The unions want the Attorney General to set aside and review its decision contained in directive No 1 of 2009 dated 3 March 2009 in terms of which alterations were purportedly made to changes to salary structure that is applicable in the local government service.
They also want him to declare that such a decision of the Attorney General was of no force and effect.
Alternatively, the unions want the Attorney General to declare such decision to be inconsistent with Trade Union and Employers’ Act. The union, which will be represented by Tshiamo Rantao, complains mainly that in 2006 and early 2007 an organisation and methods exercise was carried out by the Department of Local Government Staff Management which brought about a new structure which was then approved for implementation.
They were all involved through representation in the reference committee that was responsible for the approval of the new structure which necessitated the carrying out of a job grading and evaluation exercise.
The exercise was carried out by a committee on which both the union and the local authorities were represented.
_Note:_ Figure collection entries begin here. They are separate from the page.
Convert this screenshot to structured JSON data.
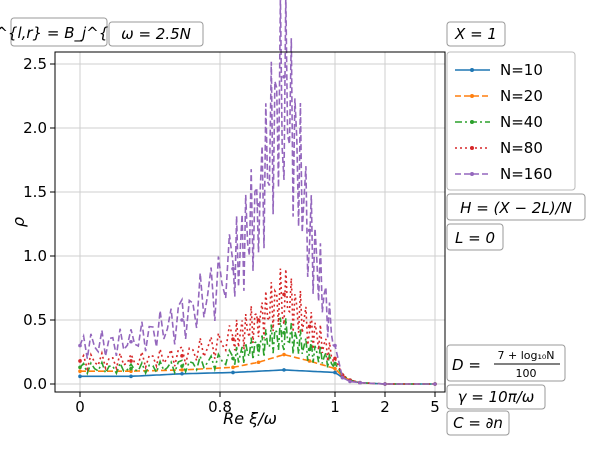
{
  "chart_data": {
    "type": "line",
    "title": "",
    "xlabel": "Re ξ/ω",
    "ylabel": "ρ",
    "ylim": [
      0,
      2.5
    ],
    "x_scale": "piecewise: linear 0–1 on first three panels, 1–5 on last",
    "x_tick_labels": [
      "0",
      "0.8",
      "1",
      "2",
      "5"
    ],
    "y_tick_labels": [
      "0.0",
      "0.5",
      "1.0",
      "1.5",
      "2.0",
      "2.5"
    ],
    "y_ticks": [
      0,
      0.5,
      1.0,
      1.5,
      2.0,
      2.5
    ],
    "grid": true,
    "legend_placement": "right",
    "series": [
      {
        "name": "N=10",
        "color": "#1f77b4",
        "style": "solid",
        "points": [
          [
            0,
            0.06
          ],
          [
            0.2,
            0.06
          ],
          [
            0.4,
            0.08
          ],
          [
            0.6,
            0.09
          ],
          [
            0.8,
            0.11
          ],
          [
            1.0,
            0.09
          ],
          [
            1.3,
            0.05
          ],
          [
            1.6,
            0.03
          ],
          [
            2,
            0.01
          ],
          [
            3,
            0.0
          ],
          [
            5,
            0.0
          ]
        ]
      },
      {
        "name": "N=20",
        "color": "#ff7f0e",
        "style": "dashed",
        "points": [
          [
            0,
            0.1
          ],
          [
            0.2,
            0.1
          ],
          [
            0.4,
            0.11
          ],
          [
            0.6,
            0.13
          ],
          [
            0.7,
            0.17
          ],
          [
            0.8,
            0.23
          ],
          [
            0.9,
            0.18
          ],
          [
            1.0,
            0.12
          ],
          [
            1.3,
            0.06
          ],
          [
            1.6,
            0.03
          ],
          [
            2,
            0.01
          ],
          [
            3,
            0.0
          ],
          [
            5,
            0.0
          ]
        ]
      },
      {
        "name": "N=40",
        "color": "#2ca02c",
        "style": "dashdot",
        "points": [
          [
            0,
            0.13
          ],
          [
            0.2,
            0.12
          ],
          [
            0.4,
            0.14
          ],
          [
            0.6,
            0.2
          ],
          [
            0.7,
            0.3
          ],
          [
            0.8,
            0.4
          ],
          [
            0.9,
            0.27
          ],
          [
            1.0,
            0.16
          ],
          [
            1.3,
            0.07
          ],
          [
            1.6,
            0.03
          ],
          [
            2,
            0.01
          ],
          [
            3,
            0.0
          ],
          [
            5,
            0.0
          ]
        ]
      },
      {
        "name": "N=80",
        "color": "#d62728",
        "style": "dotted",
        "points": [
          [
            0,
            0.18
          ],
          [
            0.2,
            0.18
          ],
          [
            0.4,
            0.22
          ],
          [
            0.6,
            0.35
          ],
          [
            0.7,
            0.5
          ],
          [
            0.8,
            0.7
          ],
          [
            0.9,
            0.45
          ],
          [
            1.0,
            0.2
          ],
          [
            1.3,
            0.07
          ],
          [
            1.6,
            0.03
          ],
          [
            2,
            0.01
          ],
          [
            3,
            0.0
          ],
          [
            5,
            0.0
          ]
        ]
      },
      {
        "name": "N=160",
        "color": "#9467bd",
        "style": "dashed",
        "points": [
          [
            0,
            0.3
          ],
          [
            0.2,
            0.33
          ],
          [
            0.4,
            0.5
          ],
          [
            0.6,
            0.9
          ],
          [
            0.7,
            1.4
          ],
          [
            0.8,
            2.4
          ],
          [
            0.9,
            1.2
          ],
          [
            1.0,
            0.3
          ],
          [
            1.3,
            0.05
          ],
          [
            1.6,
            0.02
          ],
          [
            2,
            0.01
          ],
          [
            3,
            0.0
          ],
          [
            5,
            0.0
          ]
        ]
      }
    ]
  },
  "annotations": {
    "top_left_1": "B^{l,r} = B_j^{l,r}",
    "top_left_2": "ω = 2.5N",
    "top_right": "X = 1",
    "right_1": "H = (X − 2L)/N",
    "right_2": "L = 0",
    "right_3_prefix": "D =",
    "right_3_num": "7 + log₁₀N",
    "right_3_den": "100",
    "right_4": "γ = 10π/ω",
    "right_5": "C = ∂n"
  }
}
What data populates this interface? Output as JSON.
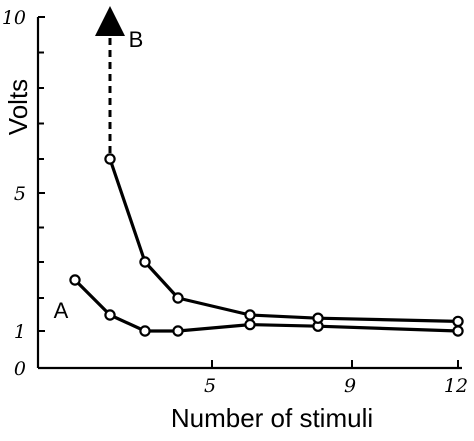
{
  "chart_data": {
    "type": "line",
    "xlabel": "Number of stimuli",
    "ylabel": "Volts",
    "xlim": [
      0,
      12
    ],
    "ylim": [
      0,
      10
    ],
    "x_ticks": [
      {
        "value": 5,
        "label": "5"
      },
      {
        "value": 9,
        "label": "9"
      },
      {
        "value": 12,
        "label": "12"
      }
    ],
    "y_ticks": [
      {
        "value": 0,
        "label": "0"
      },
      {
        "value": 1,
        "label": "1"
      },
      {
        "value": 5,
        "label": "5"
      },
      {
        "value": 10,
        "label": "10"
      }
    ],
    "y_minor_ticks": [
      2,
      3,
      4,
      6,
      7,
      8,
      9
    ],
    "series": [
      {
        "name": "A",
        "x": [
          1,
          2,
          3,
          4,
          6,
          8,
          12
        ],
        "values": [
          2.5,
          1.5,
          1.0,
          1.0,
          1.2,
          1.15,
          1.0
        ]
      },
      {
        "name": "B",
        "x": [
          2,
          3,
          4,
          6,
          8,
          12
        ],
        "values": [
          6.0,
          3.0,
          2.0,
          1.5,
          1.4,
          1.3
        ],
        "arrow_to": 10
      }
    ],
    "grid": false,
    "legend": "none"
  }
}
Following the outcome of the job grading, and evaluation exercise, all government entities whose conditions of employment are governed by Unified Local Government were required to implement the new salary structure which was agreed by all concerned.
That the implementation of the new job grades and salary structure was to take effect from 1 September, 2007.but that on 10 March, 2009 the union and local authorities received a copy of the Local Service Management Directive No 1 of 2009 dated 3 March 2009.
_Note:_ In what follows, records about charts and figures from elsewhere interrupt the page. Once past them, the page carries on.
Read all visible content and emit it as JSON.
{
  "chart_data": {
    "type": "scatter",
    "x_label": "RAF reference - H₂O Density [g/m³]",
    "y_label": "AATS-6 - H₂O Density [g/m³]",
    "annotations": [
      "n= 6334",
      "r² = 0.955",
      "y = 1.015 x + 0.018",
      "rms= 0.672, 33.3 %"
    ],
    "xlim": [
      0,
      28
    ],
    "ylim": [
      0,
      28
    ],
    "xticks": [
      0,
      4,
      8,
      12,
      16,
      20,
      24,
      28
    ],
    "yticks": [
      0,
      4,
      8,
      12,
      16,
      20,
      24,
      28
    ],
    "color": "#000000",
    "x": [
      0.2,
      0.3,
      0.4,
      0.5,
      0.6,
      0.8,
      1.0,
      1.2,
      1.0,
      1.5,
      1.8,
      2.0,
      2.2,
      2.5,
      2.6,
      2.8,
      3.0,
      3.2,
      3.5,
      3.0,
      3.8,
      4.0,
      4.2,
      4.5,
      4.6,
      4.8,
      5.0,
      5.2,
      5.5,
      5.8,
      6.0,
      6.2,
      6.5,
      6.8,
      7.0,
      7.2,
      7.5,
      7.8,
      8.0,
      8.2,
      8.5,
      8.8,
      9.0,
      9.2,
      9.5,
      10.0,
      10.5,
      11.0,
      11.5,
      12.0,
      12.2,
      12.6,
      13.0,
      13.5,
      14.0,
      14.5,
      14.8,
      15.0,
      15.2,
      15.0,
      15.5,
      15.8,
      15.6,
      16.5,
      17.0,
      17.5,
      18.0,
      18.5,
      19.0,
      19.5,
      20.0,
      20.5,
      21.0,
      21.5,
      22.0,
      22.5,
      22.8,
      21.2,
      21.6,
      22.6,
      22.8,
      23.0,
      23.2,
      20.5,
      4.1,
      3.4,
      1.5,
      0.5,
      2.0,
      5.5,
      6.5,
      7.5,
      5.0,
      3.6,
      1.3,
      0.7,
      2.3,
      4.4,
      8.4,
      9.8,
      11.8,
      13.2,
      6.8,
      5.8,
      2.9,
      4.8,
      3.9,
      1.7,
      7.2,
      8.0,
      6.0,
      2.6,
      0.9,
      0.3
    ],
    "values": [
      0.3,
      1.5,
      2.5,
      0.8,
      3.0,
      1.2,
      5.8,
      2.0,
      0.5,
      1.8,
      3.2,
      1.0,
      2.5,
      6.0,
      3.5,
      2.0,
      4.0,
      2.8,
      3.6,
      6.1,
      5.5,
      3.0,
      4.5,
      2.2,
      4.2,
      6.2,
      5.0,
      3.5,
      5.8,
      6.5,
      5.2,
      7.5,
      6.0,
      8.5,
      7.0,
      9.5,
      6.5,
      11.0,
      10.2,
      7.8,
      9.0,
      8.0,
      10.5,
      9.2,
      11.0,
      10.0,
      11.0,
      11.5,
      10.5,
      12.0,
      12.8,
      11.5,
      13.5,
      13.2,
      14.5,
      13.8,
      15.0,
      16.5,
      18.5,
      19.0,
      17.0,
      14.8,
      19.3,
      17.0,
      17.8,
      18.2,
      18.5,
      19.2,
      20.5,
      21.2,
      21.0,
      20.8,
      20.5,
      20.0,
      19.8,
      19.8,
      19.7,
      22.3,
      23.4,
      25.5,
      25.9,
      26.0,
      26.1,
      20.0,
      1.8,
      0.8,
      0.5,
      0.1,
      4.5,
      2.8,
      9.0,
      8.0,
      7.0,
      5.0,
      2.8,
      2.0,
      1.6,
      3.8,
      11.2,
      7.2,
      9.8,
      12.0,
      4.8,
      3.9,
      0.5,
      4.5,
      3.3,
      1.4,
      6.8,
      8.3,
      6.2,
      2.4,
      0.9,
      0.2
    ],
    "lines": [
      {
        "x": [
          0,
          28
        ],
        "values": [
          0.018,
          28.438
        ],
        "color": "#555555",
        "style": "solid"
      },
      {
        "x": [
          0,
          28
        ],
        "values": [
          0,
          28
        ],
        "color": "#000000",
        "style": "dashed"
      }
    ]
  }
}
In terms of the directive, all jobs at grade D2 and below will revert to the job grades which were applicable prior to the implementation of the 2006-\2007 job grades.
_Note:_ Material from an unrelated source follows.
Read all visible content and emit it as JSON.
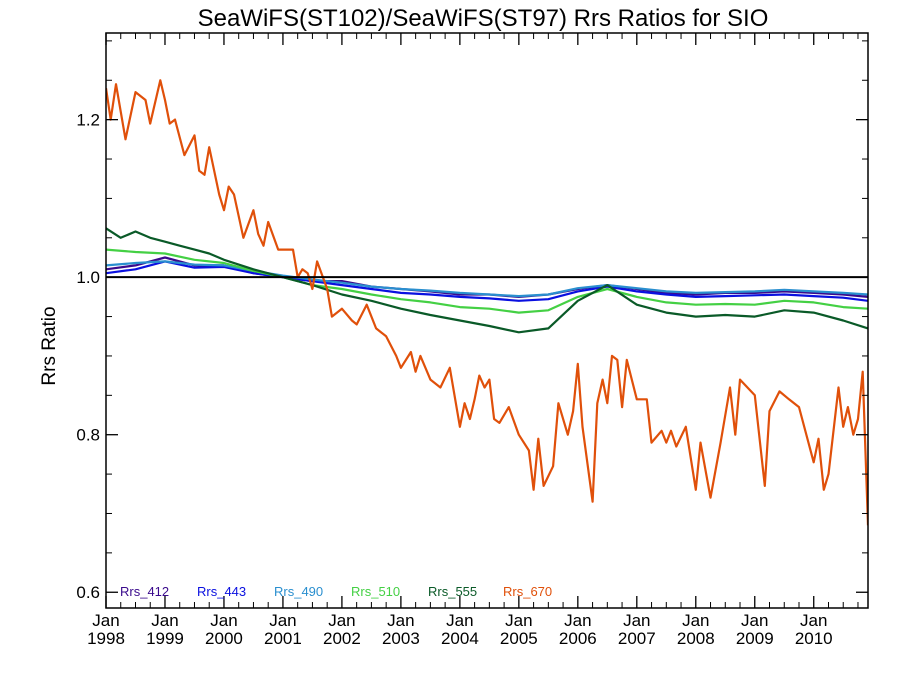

The old grades were made applicable with immediate effect. All future recruitments, promotions and appointments were to be made in terms of the old job grades. Employees who were employed by the establishment secretary prior to 3 March 2009 would continue to receive salaries to which they were entitled under the new job grades agreed by the union following the job evaluation exercise.
In view of the fact that the new job grades were a product of a joint decision making consensus, the union had a reasonable expectation that they would be given an opportunity to make representations before any prejudicial changes could be made.
But they were not given such an opportunity and that makes the directive contained in the directive illegal on this count alone.
It is apparent from the face of the directive that the establishment secretary did not exercise his independent judgement in making the decision and that he was simply implementing the decision that was dictated by Cabinet.
This renders his decision unlawful in view of the fact that that the establishment secretary is the only person empowered to make decisions with respect to applicable job grades in the local government service.
Further, the unions argue that this decision brings about unfair discrimination between employees because persons employed after 1 March 2009 will continue to be paid in terms of the revised grades whilst persons employed subsequent to that will be paid in accordance with the old jobs grades.
This, Rantao will submit, brings about a disparity of pay between employees doing the same job and that this differentiation is irrational and gives rise to a claim of unfair discrimination.
Alternatively, the decision is null and void and inconsistent with labour laws which require that an employer must negotiate with a trade union prior to implementation of any changes to an item that is negotiable which includes salary structure, job grading and evaluation.
In implementing changes to the applicable job grades and salary structures without prior consultations, the establishment secretary has acted unlawfully, and it follows that the changes by the directive were null and void, according to the unions.
In response to Rantao’s submissions, Boingotlo Toteng, representing the Attorney General, will submit that it is not true that the union and the local authorities were not consulted about the decision to withdraw the said Directive no 11\2007.
And that the decision to withdraw it was preceded by a process of broad based consultation involving both the union and the local authorities, including the office of the establishment secretary which was part of the process and its main driver.
Further, the union and the local authorities have agreed with the policy considerations behind the withdrawal of the said directive and agitated for it.
A meeting on the issue of Directive No 1 of 2009 was held at the office of the establishment secretary on 17 of February, 2009.